POST FROM THE DEVIL ORDERS TAKEOUT

Relative clauses: an exercise in suspending common sense

I hate grammar exercises. I hate the idea of compartmentalizing something that cannot be compartmentalized, because you cannot say there's only one way to say this, and you cannot say the twenty ways to say it are exactly the same, because either way it is an utter disrespect to the English language.

However.

There are instances in which school exercises border on farcical. For example, this exercise about relative clauses. We're suppose to string the two sentences together.

1. I met a woman. Her name was Bertha.

Correct answer: I met a woman whose name was Bertha.

... It would have killed you to say, "I met Bertha", right?

2. I have arranged for you to go to boarding school. I'm sure you'll be very happy there.

Correct answer: I have arranged for you to go to boarding school, where I'm sure you'll be very happy.

There isn't anything wrong per se with this question, but the evil stepmother vibes are killing me. Mwahahahaha.

3. Ronald Reagan was the 40th president of the USA. His middle name was Wilson.

Correct answer: Ronald Reagan, whose middle name was Wilson, was the 40th president of the USA.

What exactly is wrong with just saying "Ronald Wilson Reagan"?

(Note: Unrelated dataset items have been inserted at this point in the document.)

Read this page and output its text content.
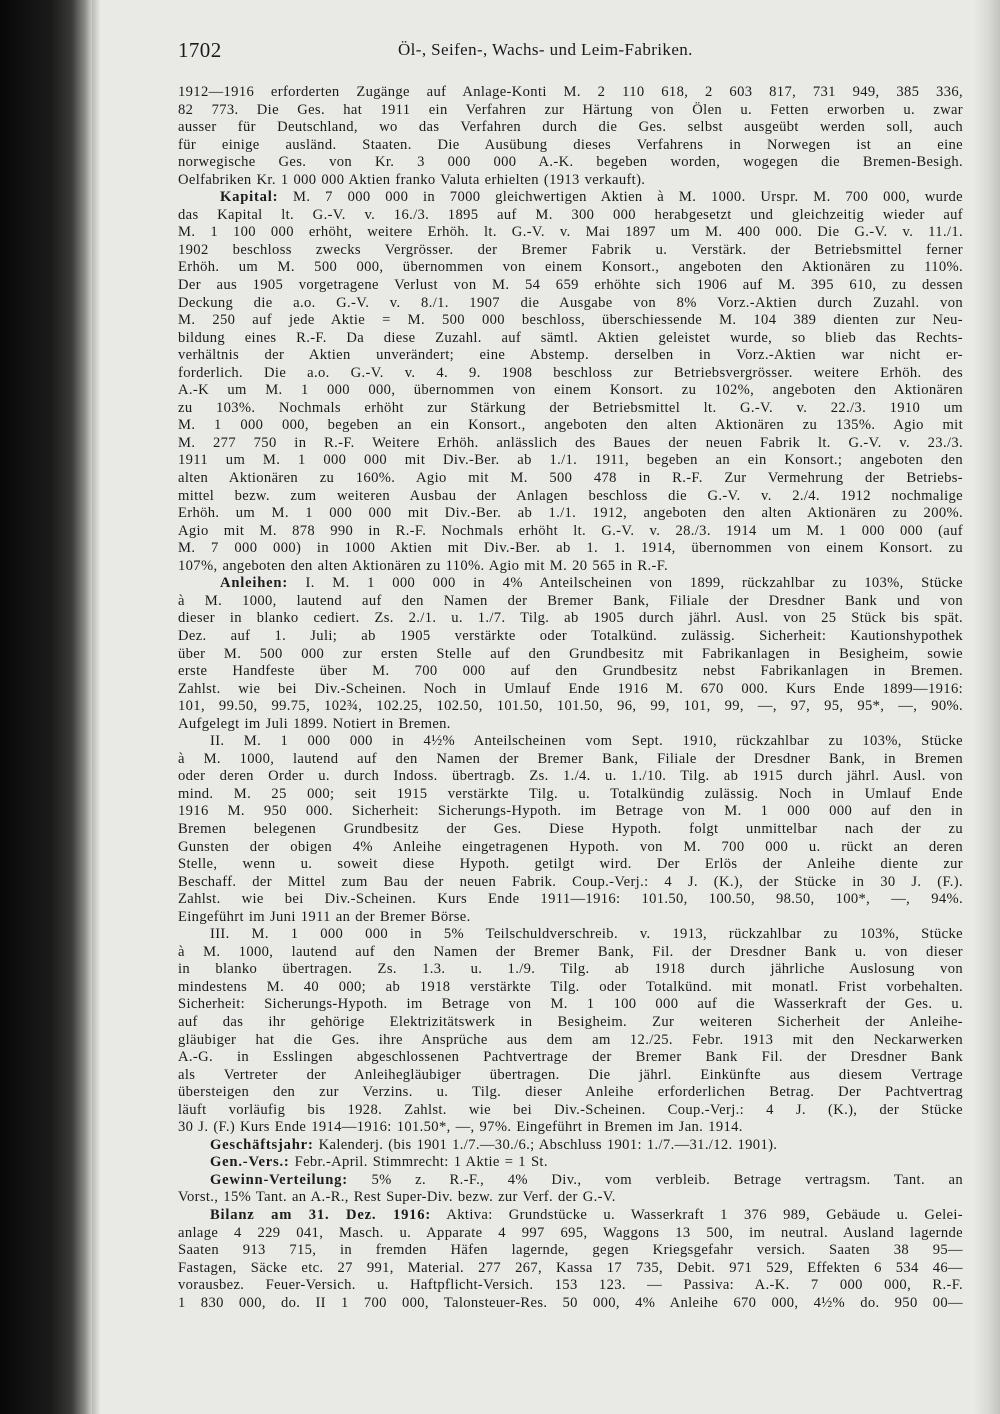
1702	Öl-, Seifen-, Wachs- und Leim-Fabriken.
1912—1916 erforderten Zugänge auf Anlage-Konti M. 2 110 618, 2 603 817, 731 949, 385 336,
82 773. Die Ges. hat 1911 ein Verfahren zur Härtung von Ölen u. Fetten erworben u. zwar
ausser für Deutschland, wo das Verfahren durch die Ges. selbst ausgeübt werden soll, auch
für einige ausländ. Staaten. Die Ausübung dieses Verfahrens in Norwegen ist an eine
norwegische Ges. von Kr. 3 000 000 A.-K. begeben worden, wogegen die Bremen-Besigh.
Oelfabriken Kr. 1 000 000 Aktien franko Valuta erhielten (1913 verkauft).
Kapital: M. 7 000 000 in 7000 gleichwertigen Aktien à M. 1000. Urspr. M. 700 000, wurde
das Kapital lt. G.-V. v. 16./3. 1895 auf M. 300 000 herabgesetzt und gleichzeitig wieder auf
M. 1 100 000 erhöht, weitere Erhöh. lt. G.-V. v. Mai 1897 um M. 400 000. Die G.-V. v. 11./1.
1902 beschloss zwecks Vergrösser. der Bremer Fabrik u. Verstärk. der Betriebsmittel ferner
Erhöh. um M. 500 000, übernommen von einem Konsort., angeboten den Aktionären zu 110%.
Der aus 1905 vorgetragene Verlust von M. 54 659 erhöhte sich 1906 auf M. 395 610, zu dessen
Deckung die a.o. G.-V. v. 8./1. 1907 die Ausgabe von 8% Vorz.-Aktien durch Zuzahl. von
M. 250 auf jede Aktie = M. 500 000 beschloss, überschiessende M. 104 389 dienten zur Neu-
bildung eines R.-F. Da diese Zuzahl. auf sämtl. Aktien geleistet wurde, so blieb das Rechts-
verhältnis der Aktien unverändert; eine Abstemp. derselben in Vorz.-Aktien war nicht er-
forderlich. Die a.o. G.-V. v. 4. 9. 1908 beschloss zur Betriebsvergrösser. weitere Erhöh. des
A.-K um M. 1 000 000, übernommen von einem Konsort. zu 102%, angeboten den Aktionären
zu 103%. Nochmals erhöht zur Stärkung der Betriebsmittel lt. G.-V. v. 22./3. 1910 um
M. 1 000 000, begeben an ein Konsort., angeboten den alten Aktionären zu 135%. Agio mit
M. 277 750 in R.-F. Weitere Erhöh. anlässlich des Baues der neuen Fabrik lt. G.-V. v. 23./3.
1911 um M. 1 000 000 mit Div.-Ber. ab 1./1. 1911, begeben an ein Konsort.; angeboten den
alten Aktionären zu 160%. Agio mit M. 500 478 in R.-F. Zur Vermehrung der Betriebs-
mittel bezw. zum weiteren Ausbau der Anlagen beschloss die G.-V. v. 2./4. 1912 nochmalige
Erhöh. um M. 1 000 000 mit Div.-Ber. ab 1./1. 1912, angeboten den alten Aktionären zu 200%.
Agio mit M. 878 990 in R.-F. Nochmals erhöht lt. G.-V. v. 28./3. 1914 um M. 1 000 000 (auf
M. 7 000 000) in 1000 Aktien mit Div.-Ber. ab 1. 1. 1914, übernommen von einem Konsort. zu
107%, angeboten den alten Aktionären zu 110%. Agio mit M. 20 565 in R.-F.
Anleihen: I. M. 1 000 000 in 4% Anteilscheinen von 1899, rückzahlbar zu 103%, Stücke
à M. 1000, lautend auf den Namen der Bremer Bank, Filiale der Dresdner Bank und von
dieser in blanko cediert. Zs. 2./1. u. 1./7. Tilg. ab 1905 durch jährl. Ausl. von 25 Stück bis spät.
Dez. auf 1. Juli; ab 1905 verstärkte oder Totalkünd. zulässig. Sicherheit: Kautionshypothek
über M. 500 000 zur ersten Stelle auf den Grundbesitz mit Fabrikanlagen in Besigheim, sowie
erste Handfeste über M. 700 000 auf den Grundbesitz nebst Fabrikanlagen in Bremen.
Zahlst. wie bei Div.-Scheinen. Noch in Umlauf Ende 1916 M. 670 000. Kurs Ende 1899—1916:
101, 99.50, 99.75, 102¾, 102.25, 102.50, 101.50, 101.50, 96, 99, 101, 99, —, 97, 95, 95*, —, 90%.
Aufgelegt im Juli 1899. Notiert in Bremen.
II. M. 1 000 000 in 4½% Anteilscheinen vom Sept. 1910, rückzahlbar zu 103%, Stücke
à M. 1000, lautend auf den Namen der Bremer Bank, Filiale der Dresdner Bank, in Bremen
oder deren Order u. durch Indoss. übertragb. Zs. 1./4. u. 1./10. Tilg. ab 1915 durch jährl. Ausl. von
mind. M. 25 000; seit 1915 verstärkte Tilg. u. Totalkündig zulässig. Noch in Umlauf Ende
1916 M. 950 000. Sicherheit: Sicherungs-Hypoth. im Betrage von M. 1 000 000 auf den in
Bremen belegenen Grundbesitz der Ges. Diese Hypoth. folgt unmittelbar nach der zu
Gunsten der obigen 4% Anleihe eingetragenen Hypoth. von M. 700 000 u. rückt an deren
Stelle, wenn u. soweit diese Hypoth. getilgt wird. Der Erlös der Anleihe diente zur
Beschaff. der Mittel zum Bau der neuen Fabrik. Coup.-Verj.: 4 J. (K.), der Stücke in 30 J. (F.).
Zahlst. wie bei Div.-Scheinen. Kurs Ende 1911—1916: 101.50, 100.50, 98.50, 100*, —, 94%.
Eingeführt im Juni 1911 an der Bremer Börse.
III. M. 1 000 000 in 5% Teilschuldverschreib. v. 1913, rückzahlbar zu 103%, Stücke
à M. 1000, lautend auf den Namen der Bremer Bank, Fil. der Dresdner Bank u. von dieser
in blanko übertragen. Zs. 1.3. u. 1./9. Tilg. ab 1918 durch jährliche Auslosung von
mindestens M. 40 000; ab 1918 verstärkte Tilg. oder Totalkünd. mit monatl. Frist vorbehalten.
Sicherheit: Sicherungs-Hypoth. im Betrage von M. 1 100 000 auf die Wasserkraft der Ges. u.
auf das ihr gehörige Elektrizitätswerk in Besigheim. Zur weiteren Sicherheit der Anleihe-
gläubiger hat die Ges. ihre Ansprüche aus dem am 12./25. Febr. 1913 mit den Neckarwerken
A.-G. in Esslingen abgeschlossenen Pachtvertrage der Bremer Bank Fil. der Dresdner Bank
als Vertreter der Anleihegläubiger übertragen. Die jährl. Einkünfte aus diesem Vertrage
übersteigen den zur Verzins. u. Tilg. dieser Anleihe erforderlichen Betrag. Der Pachtvertrag
läuft vorläufig bis 1928. Zahlst. wie bei Div.-Scheinen. Coup.-Verj.: 4 J. (K.), der Stücke
30 J. (F.) Kurs Ende 1914—1916: 101.50*, —, 97%. Eingeführt in Bremen im Jan. 1914.
Geschäftsjahr: Kalenderj. (bis 1901 1./7.—30./6.; Abschluss 1901: 1./7.—31./12. 1901).
Gen.-Vers.: Febr.-April. Stimmrecht: 1 Aktie = 1 St.
Gewinn-Verteilung: 5% z. R.-F., 4% Div., vom verbleib. Betrage vertragsm. Tant. an
Vorst., 15% Tant. an A.-R., Rest Super-Div. bezw. zur Verf. der G.-V.
Bilanz am 31. Dez. 1916: Aktiva: Grundstücke u. Wasserkraft 1 376 989, Gebäude u. Gelei-
anlage 4 229 041, Masch. u. Apparate 4 997 695, Waggons 13 500, im neutral. Ausland lagernde
Saaten 913 715, in fremden Häfen lagernde, gegen Kriegsgefahr versich. Saaten 38 95—
Fastagen, Säcke etc. 27 991, Material. 277 267, Kassa 17 735, Debit. 971 529, Effekten 6 534 46—
vorausbez. Feuer-Versich. u. Haftpflicht-Versich. 153 123. — Passiva: A.-K. 7 000 000, R.-F.
1 830 000, do. II 1 700 000, Talonsteuer-Res. 50 000, 4% Anleihe 670 000, 4½% do. 950 00—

Interesting note: one of my friends, who has memorized all world capitals, USA state capitals, and USA presidents, actually counted to see if the question was correct. Fortunately, it is.

4. My house is home to a collection of fine paintings. I painted all of them.

Correct answer: My house is home to a collection of fine paintings, all of which I painted.

First, "my house is home" is ridiculously clunky. Secondly, you do not claim that your paintings are fine, and you don't "collect" them, you own or keep them. The best I can rephrase this to is I keep my paintings in my house. Or "exhibit", if you must be pretentious.

(image source)
At least I did get full marks on this section.